Отказываться от плотской близости с художницей в Женеве было, по сути, наказанием, на которое он обрек себя за то, что был женат на другой женщине. Он воспринимал это как некую вину или порок. И пусть эротика в его супружеской жизни не занимала ровно никакого места, супруги все же спали в одной кровати, пробуждались среди ночи от шумного дыхания друг друга и взаимно вдыхали запахи своих тел. Он, разумеется, предпочел бы спать один, однако общая постель оставалась символом супружества, а символы, как мы знаем, неприкосновенны.

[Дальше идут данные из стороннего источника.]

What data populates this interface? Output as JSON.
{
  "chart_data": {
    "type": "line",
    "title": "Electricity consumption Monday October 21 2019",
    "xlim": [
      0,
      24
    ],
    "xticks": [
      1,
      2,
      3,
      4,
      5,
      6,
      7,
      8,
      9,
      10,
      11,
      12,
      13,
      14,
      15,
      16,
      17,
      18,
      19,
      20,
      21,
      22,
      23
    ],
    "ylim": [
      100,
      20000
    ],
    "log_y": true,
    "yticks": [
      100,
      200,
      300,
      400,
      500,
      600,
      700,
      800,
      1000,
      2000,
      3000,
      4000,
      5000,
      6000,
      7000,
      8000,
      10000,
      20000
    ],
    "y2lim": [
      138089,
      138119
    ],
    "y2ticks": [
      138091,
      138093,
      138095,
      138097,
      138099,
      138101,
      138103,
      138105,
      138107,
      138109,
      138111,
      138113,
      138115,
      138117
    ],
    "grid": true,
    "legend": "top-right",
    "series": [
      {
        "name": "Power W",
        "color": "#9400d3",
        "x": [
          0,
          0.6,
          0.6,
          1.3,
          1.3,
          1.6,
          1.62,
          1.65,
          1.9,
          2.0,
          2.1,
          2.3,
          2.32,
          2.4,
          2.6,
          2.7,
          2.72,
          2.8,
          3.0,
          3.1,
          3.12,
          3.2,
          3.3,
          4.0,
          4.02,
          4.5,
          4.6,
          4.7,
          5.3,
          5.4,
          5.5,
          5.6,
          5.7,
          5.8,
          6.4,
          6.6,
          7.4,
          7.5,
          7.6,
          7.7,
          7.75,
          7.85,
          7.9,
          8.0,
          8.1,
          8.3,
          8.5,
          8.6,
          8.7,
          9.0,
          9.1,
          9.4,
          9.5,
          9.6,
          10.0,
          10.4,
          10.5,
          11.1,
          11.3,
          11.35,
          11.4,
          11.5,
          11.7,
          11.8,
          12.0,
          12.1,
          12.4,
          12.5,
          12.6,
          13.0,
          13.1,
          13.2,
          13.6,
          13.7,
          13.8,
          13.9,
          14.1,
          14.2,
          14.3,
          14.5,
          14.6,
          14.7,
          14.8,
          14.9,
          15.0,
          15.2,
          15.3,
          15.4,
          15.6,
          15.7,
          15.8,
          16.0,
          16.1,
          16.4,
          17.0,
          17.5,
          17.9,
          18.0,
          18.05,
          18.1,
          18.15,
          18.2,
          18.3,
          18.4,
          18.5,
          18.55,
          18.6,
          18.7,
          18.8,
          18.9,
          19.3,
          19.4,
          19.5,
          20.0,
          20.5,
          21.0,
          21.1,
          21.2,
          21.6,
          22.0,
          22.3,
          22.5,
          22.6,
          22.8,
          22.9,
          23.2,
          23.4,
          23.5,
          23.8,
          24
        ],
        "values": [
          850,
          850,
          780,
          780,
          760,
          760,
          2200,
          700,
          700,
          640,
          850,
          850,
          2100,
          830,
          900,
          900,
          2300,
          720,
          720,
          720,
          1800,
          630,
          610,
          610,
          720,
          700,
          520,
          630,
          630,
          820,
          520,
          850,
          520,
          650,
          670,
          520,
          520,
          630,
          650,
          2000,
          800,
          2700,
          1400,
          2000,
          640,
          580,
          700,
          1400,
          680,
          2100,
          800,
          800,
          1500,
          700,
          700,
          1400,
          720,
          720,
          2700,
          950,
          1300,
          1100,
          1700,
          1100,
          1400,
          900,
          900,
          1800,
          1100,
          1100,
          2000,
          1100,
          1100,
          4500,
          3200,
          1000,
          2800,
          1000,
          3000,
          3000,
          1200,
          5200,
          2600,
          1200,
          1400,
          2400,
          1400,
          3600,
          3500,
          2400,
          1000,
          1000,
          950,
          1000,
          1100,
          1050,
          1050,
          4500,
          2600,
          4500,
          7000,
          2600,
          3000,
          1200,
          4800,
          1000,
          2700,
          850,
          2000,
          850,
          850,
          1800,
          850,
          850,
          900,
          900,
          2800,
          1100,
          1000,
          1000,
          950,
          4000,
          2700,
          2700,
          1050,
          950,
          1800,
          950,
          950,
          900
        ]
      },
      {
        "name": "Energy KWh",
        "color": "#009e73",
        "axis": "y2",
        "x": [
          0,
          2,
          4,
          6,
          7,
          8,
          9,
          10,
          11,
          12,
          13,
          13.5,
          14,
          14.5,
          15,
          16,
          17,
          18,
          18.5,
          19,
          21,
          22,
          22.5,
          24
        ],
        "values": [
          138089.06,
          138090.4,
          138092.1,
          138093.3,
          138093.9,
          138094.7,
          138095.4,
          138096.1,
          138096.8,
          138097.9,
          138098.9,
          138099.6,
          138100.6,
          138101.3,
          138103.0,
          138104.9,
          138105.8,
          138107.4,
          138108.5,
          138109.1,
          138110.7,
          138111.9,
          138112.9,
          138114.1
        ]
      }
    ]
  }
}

Всякий раз, укладываясь возле супруги в постель, он думал о том, что его любовница в эту минуту представляет себе, как он ложится возле своей супруги в постель; и всякий раз при этой мысли ему становилось стыдно. Вот почему он стремился как можно больше отдалить в пространстве постель, где спал с супругой, от постели, где предавался фривольным утехам с любовницей.
Художница снова налила вина, выпила, а потом молча, с какой-то странной безучастностью, будто Франца вовсе тут не было, стала медленно снимать блузку. Она вела себя, точно начинающая актриса, которой задано было показать этюд, убеждающий зрителей, что она одна в комнате и никто не видит ее.
Она осталась только в юбке и бюстгальтере. Затем (словно вдруг заметила, что в комнате она не одна) устремила на Франца долгий взгляд.
Этот взгляд привел его в замешательство; он не понял его. Между всеми любовниками быстро устанавливаются правила игры, которые они не осознают, но действие которых нельзя нарушать. Взгляд, устремленный на него в ту минуту, вырывался из этих правил; он не имел ничего общего со взглядами и движениями, которые обычно предшествовали их любовной близости. В нем не было ни зова, ни кокетства, скорее некий вопрос. Однако Францу было совершенно неясно, о чем же этот взгляд вопрошает.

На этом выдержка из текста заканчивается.